Погода была ужасная двадцать лет назад, когда террористы захватили артистов и зрителей мюзикла «Норд-Ост» в Москве. Холодно было и дождь.
Я работал специальным корреспондентом в самой главной газете страны и, разумеется, уже час спустя после захвата заложников стоял там, под дождем возле оцепления. Это был мой первый журналистский провал: мне не удалось узнать ничего ни в день теракта, ни в последующие дни.
Ни-че-го!
Раньше так не бывало. На войнах, во время бедствий, в тихих кабинетах, где принимались важные политические решения, обязательно находился кто-нибудь, кто рассказывал подробности. Относиться к этим свидетельствам следовало с осторожностью, потому что люди могли врать, могли преследовать собственные интересы, могли пытаться использовать журналиста втемную, тем не менее — всегда кто-то что-то рассказывал.
А вокруг театрального центра на Дубровке все молчали.
Президент Путин исчез, как это свойственно ему в кризисные моменты. Толковой информации от антитеррористического штаба добиться было невозможно, да и непонятно было, кто именно входит в штаб. Заложникам террористы не позволяли звонить. Про самих террористов все газетчики и телевизионщики договорились как-то, что ни в коем случае нельзя давать им слово, ибо они только того и хотят — слова.
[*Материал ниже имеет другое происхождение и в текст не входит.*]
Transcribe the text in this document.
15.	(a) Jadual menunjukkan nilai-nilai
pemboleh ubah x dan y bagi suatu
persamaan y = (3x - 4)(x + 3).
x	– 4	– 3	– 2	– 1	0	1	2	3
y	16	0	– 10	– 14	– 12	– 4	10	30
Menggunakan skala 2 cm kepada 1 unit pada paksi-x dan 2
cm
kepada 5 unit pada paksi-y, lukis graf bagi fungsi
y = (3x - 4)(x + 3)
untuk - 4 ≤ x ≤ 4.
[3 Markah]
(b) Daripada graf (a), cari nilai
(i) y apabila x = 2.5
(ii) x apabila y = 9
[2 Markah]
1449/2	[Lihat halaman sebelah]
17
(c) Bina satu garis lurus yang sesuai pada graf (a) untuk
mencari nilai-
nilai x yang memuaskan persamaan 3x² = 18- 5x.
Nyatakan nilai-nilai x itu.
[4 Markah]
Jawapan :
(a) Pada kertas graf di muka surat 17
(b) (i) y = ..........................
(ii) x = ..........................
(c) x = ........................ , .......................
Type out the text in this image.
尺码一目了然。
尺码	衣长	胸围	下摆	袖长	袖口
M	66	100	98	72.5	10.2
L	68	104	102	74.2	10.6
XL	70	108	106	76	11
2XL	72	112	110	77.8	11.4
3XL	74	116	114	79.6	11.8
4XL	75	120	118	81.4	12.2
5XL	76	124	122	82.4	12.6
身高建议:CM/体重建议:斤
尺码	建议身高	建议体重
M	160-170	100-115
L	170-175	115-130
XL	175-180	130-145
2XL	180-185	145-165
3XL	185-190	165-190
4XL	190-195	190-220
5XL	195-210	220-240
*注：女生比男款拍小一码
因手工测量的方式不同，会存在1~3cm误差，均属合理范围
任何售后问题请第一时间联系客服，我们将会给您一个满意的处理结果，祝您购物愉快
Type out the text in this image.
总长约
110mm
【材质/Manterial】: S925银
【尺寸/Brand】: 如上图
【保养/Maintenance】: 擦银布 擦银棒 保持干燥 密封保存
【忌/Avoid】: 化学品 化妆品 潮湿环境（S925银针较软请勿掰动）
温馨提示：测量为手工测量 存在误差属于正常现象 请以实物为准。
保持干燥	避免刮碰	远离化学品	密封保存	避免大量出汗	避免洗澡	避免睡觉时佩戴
Источники в спецслужбах, офицеры специальных подразделений, с которыми удалось подружиться во время чеченской войны, на этот раз как воды в рот набрали. Не знаю, как для других журналистов, а для меня «Норд-Ост» был первым общественно значимым событием, погруженным в тотальное молчание.
Были еще общественные деятели, которые пытались вести с террористами переговоры. Я помню Анну Политковскую, Ирину Хакамаду, Иосифа Кобзона. Они ходили туда, в театральный центр, но, возвращаясь, не говорили ничего существенного. Видимо, такое было условие, при котором спецслужбы вообще их к переговорам допускали — молчать потом. И это условие было принято.
Когда начался штурм, журналисты парфеновского тогда НТВ ухитрились снять спецназ, заходящий в здание. И несколько дней спустя были обвинены чуть ли не в диверсии.
Про главного врача больницы № 13, куда повезли большинство заложников, отравленных неизвестным военным ядом, говорили, что доктор этот — приличный человек. Но и он молчал, сделав выбор между секретностью и клятвой Гиппократа в пользу секретности.
На следующий день после штурма, когда вышел мой репортаж, состоявший в основном из вопросов, меня ждало еще одно разочарование. Никто из публики, как выяснилось, и не хотел никаких ответов.
Не было общественного запроса на правду.
Люди хотели в кафе, в театр, на свидание, купить новую шмотку… По отсутствию читательских звонков и писем, по вялости обсуждения теракта даже среди моих друзей и близких я почувствовал, что никто не хочет узнать:
- Каковы были требования террористов и можно ли было их выполнить, спасая людей?
- Кто принимал решение о штурме с использованием яда, и рассматривались ли другие варианты?
- Что за яд использовался и можно ли было снабдить врачей антидотом прежде, чем применять отравляющее вещество?
На все эти вопросы до сих пор нет ответа. Но никто их и не требует.
Информационный голод по этому поводу и по всем остальным поводам вполне удовлетворяется пустой пропагандистской трескотней.
Так мы с тех пор и живем.
Для меня это все началось там, в «Норд-Осте». Власть молчит или врет. Люди, допущенные к тайнам, молчат, охраняя свою причастность к тайне. Врачи молчат, надеясь, что за это им хотя бы разрешат лечить раненых. Пропагандисты заполняют эфир трескотней, не имеющей отношения к фактам. А публика живет так, как будто беды, случающиеся с нею, случились с кем-то другим. Нисколько не участвует в своих собственных бедах. Просто ждет, что беды волшебным образом как-нибудь сами собой пройдут.
Беды от этого даже и не думают проходить.